Broadcom shares fell about 4% on Thursday afternoon after reports emerged that the semiconductor maker's planned financing for the first stage of chip production for OpenAI may be in jeopardy. The planned initial phase would require roughly 1.3 gigawatts of data center capacity and carry an estimated price tag of about $18 billion, according to reporting that cited an internal memo and two people involved in the discussions.
Sources familiar with the talks say negotiations have hit a snag because Broadcom has indicated it will only provide the financing for the first phase if Microsoft agrees to purchase roughly 40% of the chips. That condition was described in a memo circulated by an OpenAI executive to colleagues last month. Under the arrangement being discussed, Microsoft would install the purchased chips in its own data centers and then lease that capacity back to OpenAI.
Those involved in negotiations say a purchase commitment from Microsoft would give Broadcom greater assurance that it could recover the funds it would front for production. Conversely, if Microsoft elects not to acquire the roughly 40% stake in the chips, the financing parameters for the project would need to be revisited, the memo indicated.
Securing external financing for the chip program is particularly important for OpenAI given the scale of the company’s projected operational spending. The ChatGPT maker has forecast that its operations will consume more than $200 billion through 2029. Deploying proprietary chips is a central element of OpenAI’s strategy to reduce server expenses and to improve gross profit margins.

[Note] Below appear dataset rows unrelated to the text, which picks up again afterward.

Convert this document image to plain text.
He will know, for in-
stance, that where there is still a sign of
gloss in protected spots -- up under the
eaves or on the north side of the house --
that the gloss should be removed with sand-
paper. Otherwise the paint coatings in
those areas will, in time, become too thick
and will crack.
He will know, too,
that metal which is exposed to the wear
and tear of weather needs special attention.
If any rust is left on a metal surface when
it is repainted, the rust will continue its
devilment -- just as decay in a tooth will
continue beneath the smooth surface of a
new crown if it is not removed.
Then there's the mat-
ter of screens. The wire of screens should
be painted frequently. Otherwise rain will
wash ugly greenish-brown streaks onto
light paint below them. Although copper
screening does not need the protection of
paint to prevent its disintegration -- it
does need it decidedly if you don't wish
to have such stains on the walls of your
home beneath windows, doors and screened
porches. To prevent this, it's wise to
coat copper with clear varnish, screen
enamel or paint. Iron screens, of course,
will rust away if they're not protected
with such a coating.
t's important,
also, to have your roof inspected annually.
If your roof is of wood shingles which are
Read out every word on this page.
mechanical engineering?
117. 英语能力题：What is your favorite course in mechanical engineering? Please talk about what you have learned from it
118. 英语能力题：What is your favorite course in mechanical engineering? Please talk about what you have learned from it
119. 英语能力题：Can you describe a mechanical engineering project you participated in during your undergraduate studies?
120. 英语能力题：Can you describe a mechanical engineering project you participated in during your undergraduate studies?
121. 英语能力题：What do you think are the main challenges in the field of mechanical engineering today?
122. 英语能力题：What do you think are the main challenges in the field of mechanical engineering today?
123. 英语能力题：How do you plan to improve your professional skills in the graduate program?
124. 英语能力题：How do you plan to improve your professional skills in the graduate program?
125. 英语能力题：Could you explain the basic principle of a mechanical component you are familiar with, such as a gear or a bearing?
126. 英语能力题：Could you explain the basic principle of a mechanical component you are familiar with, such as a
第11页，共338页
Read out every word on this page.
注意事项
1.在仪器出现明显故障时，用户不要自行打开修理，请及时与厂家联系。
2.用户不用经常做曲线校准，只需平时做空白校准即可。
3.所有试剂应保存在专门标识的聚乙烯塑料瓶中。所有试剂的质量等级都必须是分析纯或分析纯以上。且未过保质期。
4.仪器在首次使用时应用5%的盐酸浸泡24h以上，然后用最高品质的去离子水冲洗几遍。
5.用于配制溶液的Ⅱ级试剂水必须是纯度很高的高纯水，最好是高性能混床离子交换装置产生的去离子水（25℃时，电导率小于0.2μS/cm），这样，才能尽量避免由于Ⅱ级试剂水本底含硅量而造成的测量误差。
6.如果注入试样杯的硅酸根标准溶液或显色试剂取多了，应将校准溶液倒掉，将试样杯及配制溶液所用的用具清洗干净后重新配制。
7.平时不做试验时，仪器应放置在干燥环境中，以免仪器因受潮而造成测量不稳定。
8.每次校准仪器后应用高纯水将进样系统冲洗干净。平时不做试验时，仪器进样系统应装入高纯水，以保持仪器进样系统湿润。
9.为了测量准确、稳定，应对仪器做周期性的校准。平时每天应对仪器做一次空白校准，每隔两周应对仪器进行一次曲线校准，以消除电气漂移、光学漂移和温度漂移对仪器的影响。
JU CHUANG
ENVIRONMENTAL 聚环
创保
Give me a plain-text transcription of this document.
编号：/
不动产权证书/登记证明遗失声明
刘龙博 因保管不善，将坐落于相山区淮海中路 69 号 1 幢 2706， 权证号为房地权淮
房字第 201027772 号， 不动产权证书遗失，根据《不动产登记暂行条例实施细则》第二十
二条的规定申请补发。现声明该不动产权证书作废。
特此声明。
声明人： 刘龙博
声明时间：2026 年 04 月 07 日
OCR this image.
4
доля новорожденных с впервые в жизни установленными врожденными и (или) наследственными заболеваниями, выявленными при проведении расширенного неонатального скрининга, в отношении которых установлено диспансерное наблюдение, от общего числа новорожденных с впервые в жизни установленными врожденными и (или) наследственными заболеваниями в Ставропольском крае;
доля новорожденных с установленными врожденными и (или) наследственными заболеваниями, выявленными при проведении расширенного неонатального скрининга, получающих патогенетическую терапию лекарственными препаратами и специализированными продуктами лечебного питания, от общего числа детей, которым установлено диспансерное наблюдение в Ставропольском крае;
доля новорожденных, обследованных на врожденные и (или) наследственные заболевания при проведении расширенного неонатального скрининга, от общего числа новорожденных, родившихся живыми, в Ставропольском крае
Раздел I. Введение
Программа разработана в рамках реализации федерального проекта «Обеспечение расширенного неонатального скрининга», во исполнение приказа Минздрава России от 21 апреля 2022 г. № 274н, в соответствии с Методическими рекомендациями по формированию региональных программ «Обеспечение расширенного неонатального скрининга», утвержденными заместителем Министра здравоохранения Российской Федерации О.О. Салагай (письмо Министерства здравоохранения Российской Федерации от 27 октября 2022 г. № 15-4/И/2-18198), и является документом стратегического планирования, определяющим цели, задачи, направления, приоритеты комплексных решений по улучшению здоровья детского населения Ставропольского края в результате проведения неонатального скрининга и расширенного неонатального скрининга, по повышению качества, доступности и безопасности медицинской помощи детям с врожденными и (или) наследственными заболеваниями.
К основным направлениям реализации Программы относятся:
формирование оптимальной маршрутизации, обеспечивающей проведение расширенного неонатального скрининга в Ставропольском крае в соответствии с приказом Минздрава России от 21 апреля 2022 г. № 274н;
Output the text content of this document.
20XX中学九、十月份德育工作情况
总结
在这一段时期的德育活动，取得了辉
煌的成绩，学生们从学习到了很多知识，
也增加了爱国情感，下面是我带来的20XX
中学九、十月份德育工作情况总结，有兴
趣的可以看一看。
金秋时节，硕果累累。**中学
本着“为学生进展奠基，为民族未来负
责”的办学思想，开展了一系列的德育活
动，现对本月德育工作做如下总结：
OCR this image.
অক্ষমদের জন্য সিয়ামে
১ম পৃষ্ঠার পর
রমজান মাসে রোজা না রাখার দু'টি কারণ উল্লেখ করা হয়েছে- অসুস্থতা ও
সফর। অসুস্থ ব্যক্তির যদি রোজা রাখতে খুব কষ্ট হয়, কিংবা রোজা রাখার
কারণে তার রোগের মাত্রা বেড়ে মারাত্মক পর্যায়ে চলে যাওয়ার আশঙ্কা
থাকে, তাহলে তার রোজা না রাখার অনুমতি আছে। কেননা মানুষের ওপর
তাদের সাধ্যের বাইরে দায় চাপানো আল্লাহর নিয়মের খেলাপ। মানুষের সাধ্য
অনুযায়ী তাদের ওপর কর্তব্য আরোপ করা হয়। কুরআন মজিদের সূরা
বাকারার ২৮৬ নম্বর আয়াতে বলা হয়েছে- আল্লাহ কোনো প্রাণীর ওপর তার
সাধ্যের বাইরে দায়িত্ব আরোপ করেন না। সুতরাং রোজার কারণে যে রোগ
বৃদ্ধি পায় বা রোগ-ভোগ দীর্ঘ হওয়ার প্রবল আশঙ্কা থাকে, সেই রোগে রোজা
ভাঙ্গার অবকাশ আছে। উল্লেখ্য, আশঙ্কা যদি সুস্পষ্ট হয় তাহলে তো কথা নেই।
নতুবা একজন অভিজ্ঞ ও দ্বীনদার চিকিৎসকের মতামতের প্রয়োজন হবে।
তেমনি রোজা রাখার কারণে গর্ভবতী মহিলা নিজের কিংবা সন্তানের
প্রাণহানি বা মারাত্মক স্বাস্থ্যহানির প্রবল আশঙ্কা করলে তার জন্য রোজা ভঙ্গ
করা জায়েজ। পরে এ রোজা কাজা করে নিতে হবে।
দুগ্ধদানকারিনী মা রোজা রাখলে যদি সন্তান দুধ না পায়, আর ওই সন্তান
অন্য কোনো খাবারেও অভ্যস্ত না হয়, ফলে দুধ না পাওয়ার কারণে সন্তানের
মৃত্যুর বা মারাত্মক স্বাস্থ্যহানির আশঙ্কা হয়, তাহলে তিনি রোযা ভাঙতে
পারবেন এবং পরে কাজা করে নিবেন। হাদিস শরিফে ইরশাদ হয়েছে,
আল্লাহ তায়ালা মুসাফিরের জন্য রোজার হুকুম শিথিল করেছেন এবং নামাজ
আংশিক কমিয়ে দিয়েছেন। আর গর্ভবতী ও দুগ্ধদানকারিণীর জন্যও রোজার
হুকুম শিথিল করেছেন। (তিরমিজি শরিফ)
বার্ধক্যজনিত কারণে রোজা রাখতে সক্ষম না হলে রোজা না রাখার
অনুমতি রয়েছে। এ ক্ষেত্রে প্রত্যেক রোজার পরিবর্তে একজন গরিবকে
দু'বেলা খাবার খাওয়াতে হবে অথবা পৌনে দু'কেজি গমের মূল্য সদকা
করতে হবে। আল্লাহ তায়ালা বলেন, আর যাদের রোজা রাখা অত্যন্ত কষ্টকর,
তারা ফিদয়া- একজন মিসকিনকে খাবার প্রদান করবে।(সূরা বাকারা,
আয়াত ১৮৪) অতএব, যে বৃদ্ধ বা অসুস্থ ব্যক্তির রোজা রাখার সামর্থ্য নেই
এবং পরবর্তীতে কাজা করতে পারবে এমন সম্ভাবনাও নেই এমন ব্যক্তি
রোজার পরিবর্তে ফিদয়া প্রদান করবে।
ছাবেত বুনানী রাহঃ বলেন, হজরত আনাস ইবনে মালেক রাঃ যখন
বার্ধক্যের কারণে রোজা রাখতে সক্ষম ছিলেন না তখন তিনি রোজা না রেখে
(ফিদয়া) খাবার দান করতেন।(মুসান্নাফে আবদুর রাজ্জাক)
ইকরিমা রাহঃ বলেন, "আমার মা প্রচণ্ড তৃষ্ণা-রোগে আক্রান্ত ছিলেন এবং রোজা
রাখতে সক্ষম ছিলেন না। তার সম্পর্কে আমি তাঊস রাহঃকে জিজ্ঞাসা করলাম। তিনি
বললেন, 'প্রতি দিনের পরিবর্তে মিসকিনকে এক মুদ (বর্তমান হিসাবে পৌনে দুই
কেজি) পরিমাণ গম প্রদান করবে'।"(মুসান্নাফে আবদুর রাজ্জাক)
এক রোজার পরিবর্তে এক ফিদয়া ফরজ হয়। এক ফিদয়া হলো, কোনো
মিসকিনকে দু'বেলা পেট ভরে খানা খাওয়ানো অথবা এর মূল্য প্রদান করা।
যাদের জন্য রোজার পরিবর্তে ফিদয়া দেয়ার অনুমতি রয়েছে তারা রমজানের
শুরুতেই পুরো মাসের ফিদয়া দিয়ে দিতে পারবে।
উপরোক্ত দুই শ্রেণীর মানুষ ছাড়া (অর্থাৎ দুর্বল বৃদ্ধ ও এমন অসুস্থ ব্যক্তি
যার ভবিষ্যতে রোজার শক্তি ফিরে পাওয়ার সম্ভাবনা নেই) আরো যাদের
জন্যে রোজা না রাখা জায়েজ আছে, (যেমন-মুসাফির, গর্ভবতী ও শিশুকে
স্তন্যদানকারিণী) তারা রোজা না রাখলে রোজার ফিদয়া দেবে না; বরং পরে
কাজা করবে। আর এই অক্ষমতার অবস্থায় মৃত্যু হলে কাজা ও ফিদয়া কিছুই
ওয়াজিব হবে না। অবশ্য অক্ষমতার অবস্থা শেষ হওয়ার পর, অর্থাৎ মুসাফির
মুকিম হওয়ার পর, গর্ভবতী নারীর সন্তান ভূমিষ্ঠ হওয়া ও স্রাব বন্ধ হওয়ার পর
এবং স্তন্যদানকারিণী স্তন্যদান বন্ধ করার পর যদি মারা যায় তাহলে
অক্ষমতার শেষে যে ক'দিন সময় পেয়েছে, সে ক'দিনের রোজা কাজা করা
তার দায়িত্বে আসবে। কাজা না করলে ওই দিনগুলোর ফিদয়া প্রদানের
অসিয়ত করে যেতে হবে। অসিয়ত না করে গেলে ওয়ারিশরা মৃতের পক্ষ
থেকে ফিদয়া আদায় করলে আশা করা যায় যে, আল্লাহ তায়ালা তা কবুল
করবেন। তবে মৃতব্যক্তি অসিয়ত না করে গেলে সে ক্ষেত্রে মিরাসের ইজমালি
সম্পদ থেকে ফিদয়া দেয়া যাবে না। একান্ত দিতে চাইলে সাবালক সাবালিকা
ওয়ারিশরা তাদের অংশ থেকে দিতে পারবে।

The negotiations involve several interlocking considerations: production scale and cost, data center capacity allocation, and how purchase or lease commitments from a hyperscaler partner would affect a third-party vendor’s confidence in financing such an investment. The current reporting describes the condition Broadcom has placed on its willingness to finance the first phase, and identifies Microsoft’s potential purchase decision as a pivotal variable in whether those financing terms hold.
Note: Reporting cited an internal memo and people involved in the talks for the details about the proposed financing arrangement and the condition tied to a Microsoft purchase commitment.